Expect more aggressive housing measures
Henceforward, all new development in the Snyderville Basin must include deed-restricted affordable housing. The new requirement was approved Wednesday by the Summit County Commission.
Despite critics who have fought tooth-and-nail to limit the number of affordable units in their neighborhoods, the County Commission is poised to move forward next year with more aggressive legislation to create affordable housing in the pricey Park City real-estate market.
The rules enacted Wednesday require roughly 20 percent of new development and redevelopment contain housing for people earning around 80 percent of the area median annual income of about $82,000.
But the requirements only address future demand for affordable housing in the Basin, Summit County planner Kimber Gabryszak explained.
"You’re still not going to meet the pent-up need," Gabryszak said in a telephone interview Friday.
The new rules are "not intended to address any backlog," she added.
Other ways to provide affordable housing in a resort town include so-called "overlay zones" and incentives to allow builders to construct denser neighborhoods in exchange for building affordable units, Gabryszak said.

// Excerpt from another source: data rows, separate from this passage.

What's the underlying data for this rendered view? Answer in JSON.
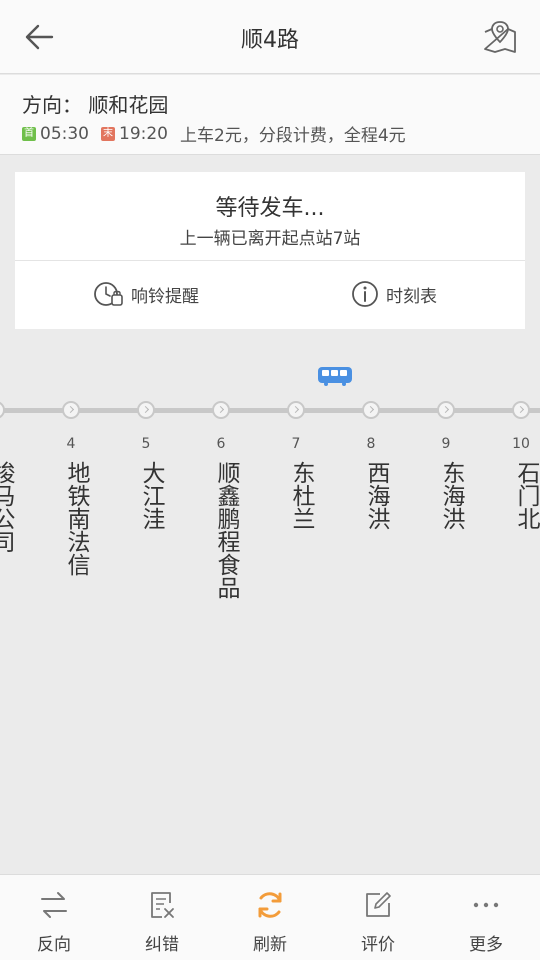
{
  "header": {
    "title": "顺4路",
    "back_icon": "arrow-left-icon",
    "map_icon": "map-pin-icon"
  },
  "route_info": {
    "direction": "方向：  顺和花园",
    "first_tag": "首",
    "first_time": "05:30",
    "last_tag": "末",
    "last_time": "19:20",
    "fare": "上车2元，分段计费，全程4元",
    "colors": {
      "first": "#6fbf4a",
      "last": "#e2755e"
    }
  },
  "status_card": {
    "status": "等待发车...",
    "subtitle": "上一辆已离开起点站7站",
    "remind_label": "响铃提醒",
    "timetable_label": "时刻表"
  },
  "stations": [
    {
      "num": "",
      "name": "梭马公司"
    },
    {
      "num": "4",
      "name": "地铁南法信"
    },
    {
      "num": "5",
      "name": "大江洼"
    },
    {
      "num": "6",
      "name": "顺鑫鹏程食品"
    },
    {
      "num": "7",
      "name": "东杜兰"
    },
    {
      "num": "8",
      "name": "西海洪"
    },
    {
      "num": "9",
      "name": "东海洪"
    },
    {
      "num": "10",
      "name": "石门北"
    }
  ],
  "bus_position_station": "7",
  "bus_color": "#4a90e2",
  "tabbar": {
    "reverse": "反向",
    "correct": "纠错",
    "refresh": "刷新",
    "review": "评价",
    "more": "更多"
  },
  "accent_color": "#f39c3a"
}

But citizens who fear the incentives could bring with them traffic, crime and undesirable neighbors, asked the Summit County Commission to consider boosting the new mandatory requirement to 40 percent to eliminate talk about overlay zones.
"You will never meet the need because there is always going to be more need than is available," Basin resident Deb Scoggin said.
But officials insisted they must begin somewhere and Snyderville resident Steve Weinstein said not addressing the problem sooner caused a housing crisis.
Homes must be provided to seasonal workers who live in Park City in the winter, he said.
"It is obviously a serious problem that needs to be addressed," Weinstein said.
Meanwhile, those leveling much of the criticism in the contentious debate might not completely understand affordable housing.
"I don’t know if I would call it fear or confusion," Gabryszak said. "If there was one perfect code that we could slap in here and apply it, we would."
A median-priced house in western Summit County sells for nearly $1.3 million, according to December real-estate listings. Of the 218 homes listed for sale, only 18 were priced under $500,000 on Dec. 3.
Prices for 79 of the houses exceeded $2 million. Median priced condominiums and townhouses in Park City and Snyderville sell for around $465,000, according to current listings.
And for renters the scenario is just as dire. In 2005, the average hourly wage earned in western Summit County was less than $9. But to afford a two-bedroom home at fair market rate requires earning nearly $20 per hour to pay monthly rent of $1,018, according to the National Low-Income Housing Coalition.
To catch up with the demand, Gabryszak said recent housing needs assessments conducted in the Snyderville Basin showed about 600 new affordable units are necessary.
"That’s within the next five, six years," she added.
But the proposal for overlay zones irked neighbors because, they said, financial incentives would encourage developers to build affordable units in their West Side neighborhoods.
Summit County Commissioner Ken Woolstenhulme praised the requirements enacted Wednesday.
"It’s going to help," Woolstenhulme said. "It’s going to give us a start and it’s going to stop the bleeding so to speak."